In fact, those specific events have, in multiple cases, provided an escape from this illness.

The Mechanical Paradigm: Parsimonious

I will suggest that the Mechanical Paradigm is the most complete unifying explanation for much of what we already know about ME/CFS. It also follows the principle of making as few assumptions as necessary to account for what is being observed. This is often referred to as Occam’s razor, also known as the principle of parsimony.

The Mechanical Paradigm:

  • Is consistent with the most common ME/CFS triggering events: Infection, surgery, overtraining, impact trauma, and mold exposure.

  • Could potentially account for why ME/CFS tends to cluster in families that have Ehlers Danlos Syndrome (EDS – a disorder defined by faulty connective tissue, to explicitly include ligaments).​

  • Could potentially account for the 3:1 female:male gender ratio observed in ME/CFS after puberty, and the 1:1 gender ratio observed before puberty, mediated by the presence/absence of sex hormones.

  • Could potentially account for the derangement of the autonomic nervous system (POTS, etc.) characteristic of ME/CFS.
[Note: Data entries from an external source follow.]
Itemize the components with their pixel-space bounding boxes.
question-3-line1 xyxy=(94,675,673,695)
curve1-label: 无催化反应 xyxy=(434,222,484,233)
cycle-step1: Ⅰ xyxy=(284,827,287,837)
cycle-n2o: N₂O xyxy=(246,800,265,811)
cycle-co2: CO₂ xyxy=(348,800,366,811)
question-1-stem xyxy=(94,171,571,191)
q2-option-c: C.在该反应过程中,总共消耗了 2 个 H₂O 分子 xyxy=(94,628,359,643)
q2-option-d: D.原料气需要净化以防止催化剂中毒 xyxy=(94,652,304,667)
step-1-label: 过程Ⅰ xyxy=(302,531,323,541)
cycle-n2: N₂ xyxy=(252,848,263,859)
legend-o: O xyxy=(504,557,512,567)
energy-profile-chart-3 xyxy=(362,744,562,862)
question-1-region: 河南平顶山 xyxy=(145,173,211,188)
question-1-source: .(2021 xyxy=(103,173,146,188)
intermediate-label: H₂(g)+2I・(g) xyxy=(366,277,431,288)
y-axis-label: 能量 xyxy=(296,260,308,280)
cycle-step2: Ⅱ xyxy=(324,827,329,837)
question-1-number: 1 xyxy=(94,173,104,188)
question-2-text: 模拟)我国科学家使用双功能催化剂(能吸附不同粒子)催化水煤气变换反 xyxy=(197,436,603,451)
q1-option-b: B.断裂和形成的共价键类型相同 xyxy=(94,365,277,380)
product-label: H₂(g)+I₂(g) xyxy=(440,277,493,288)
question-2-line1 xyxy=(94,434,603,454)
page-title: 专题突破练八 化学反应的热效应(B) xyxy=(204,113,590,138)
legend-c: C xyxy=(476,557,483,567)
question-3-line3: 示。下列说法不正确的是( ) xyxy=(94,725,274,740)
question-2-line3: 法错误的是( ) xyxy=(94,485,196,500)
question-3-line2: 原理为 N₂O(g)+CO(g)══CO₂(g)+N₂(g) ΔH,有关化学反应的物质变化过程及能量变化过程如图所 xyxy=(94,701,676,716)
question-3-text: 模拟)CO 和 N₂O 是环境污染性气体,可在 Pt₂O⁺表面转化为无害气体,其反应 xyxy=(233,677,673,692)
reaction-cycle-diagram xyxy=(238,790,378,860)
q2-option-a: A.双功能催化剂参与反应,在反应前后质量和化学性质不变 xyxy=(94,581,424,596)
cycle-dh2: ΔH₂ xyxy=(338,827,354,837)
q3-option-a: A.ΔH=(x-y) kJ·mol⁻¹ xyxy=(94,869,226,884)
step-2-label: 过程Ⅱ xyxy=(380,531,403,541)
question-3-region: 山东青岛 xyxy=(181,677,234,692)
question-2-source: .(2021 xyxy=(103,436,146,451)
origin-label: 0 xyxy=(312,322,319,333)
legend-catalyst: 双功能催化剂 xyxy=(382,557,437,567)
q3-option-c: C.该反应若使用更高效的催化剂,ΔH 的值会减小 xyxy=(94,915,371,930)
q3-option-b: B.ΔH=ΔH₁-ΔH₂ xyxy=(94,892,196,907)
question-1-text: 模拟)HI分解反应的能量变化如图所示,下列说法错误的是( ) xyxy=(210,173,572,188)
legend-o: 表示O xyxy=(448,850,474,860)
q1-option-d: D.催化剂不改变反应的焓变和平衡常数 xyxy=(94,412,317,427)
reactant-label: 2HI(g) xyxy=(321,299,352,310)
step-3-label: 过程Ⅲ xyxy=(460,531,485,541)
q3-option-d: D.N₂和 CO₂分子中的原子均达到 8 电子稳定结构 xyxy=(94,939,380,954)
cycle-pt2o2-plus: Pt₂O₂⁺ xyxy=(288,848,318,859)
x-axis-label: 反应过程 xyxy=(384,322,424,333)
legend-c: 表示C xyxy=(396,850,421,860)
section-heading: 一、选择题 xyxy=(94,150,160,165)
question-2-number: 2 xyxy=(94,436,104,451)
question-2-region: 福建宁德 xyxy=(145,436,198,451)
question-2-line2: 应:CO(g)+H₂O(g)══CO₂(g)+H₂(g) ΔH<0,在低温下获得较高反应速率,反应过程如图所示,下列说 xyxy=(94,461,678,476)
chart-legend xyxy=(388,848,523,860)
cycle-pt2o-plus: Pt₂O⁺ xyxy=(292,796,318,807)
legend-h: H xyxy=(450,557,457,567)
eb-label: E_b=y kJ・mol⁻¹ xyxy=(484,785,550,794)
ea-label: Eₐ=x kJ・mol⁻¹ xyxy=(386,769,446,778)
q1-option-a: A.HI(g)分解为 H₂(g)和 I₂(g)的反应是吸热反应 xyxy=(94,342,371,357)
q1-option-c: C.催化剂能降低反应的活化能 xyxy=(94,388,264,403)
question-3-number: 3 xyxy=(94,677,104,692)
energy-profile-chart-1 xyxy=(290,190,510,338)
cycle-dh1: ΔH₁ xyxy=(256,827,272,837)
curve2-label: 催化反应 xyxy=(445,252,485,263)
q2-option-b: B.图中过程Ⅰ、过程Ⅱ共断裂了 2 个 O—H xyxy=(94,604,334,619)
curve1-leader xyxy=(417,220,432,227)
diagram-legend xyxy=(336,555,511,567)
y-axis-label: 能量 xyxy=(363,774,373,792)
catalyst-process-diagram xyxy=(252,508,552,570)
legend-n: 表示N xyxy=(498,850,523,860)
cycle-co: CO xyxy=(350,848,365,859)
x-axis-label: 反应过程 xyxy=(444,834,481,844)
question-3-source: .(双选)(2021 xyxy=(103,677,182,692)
  • Could potentially account for the high rates of gastroparesis, other GI issues, small intestinal bacterial overgrowth (SIBO), and additional disturbances of the microbiome observed in ME/CFS. Gastrointestinal motility can be under autonomic control.

  • Its premise, taken to its logical treatment conclusions, has resulted in many improvements or complete remissions from ME/CFS.​

    • Relieving spinal cord compression has resulted in multiple complete ME/CFS remissions (Peter Rowe’s case series).

    • Relieving brainstem deformation from CCI, and spinal cord stretching from tethered cord, has resulted in multiple people having complete ME/CFS remissions.​

A Testable Model

A new model of a disease needs to be testable.

The Mechanical Paradigm is very testable. We need only look for the presence of mechanical neurological conditions within a large, representative sample of ME/CFS patients.

We can even do this using validated, readily available tools: MRIs, CTs, intracranial bolt testing, etc.

In short, the Mechanical Paradigm offers the following:

  • An eminently testable hypothesis.

  • Multiple potential biomarkers.

  • Multiple potential treatments.

  • A potential opportunity to alleviate enormous suffering.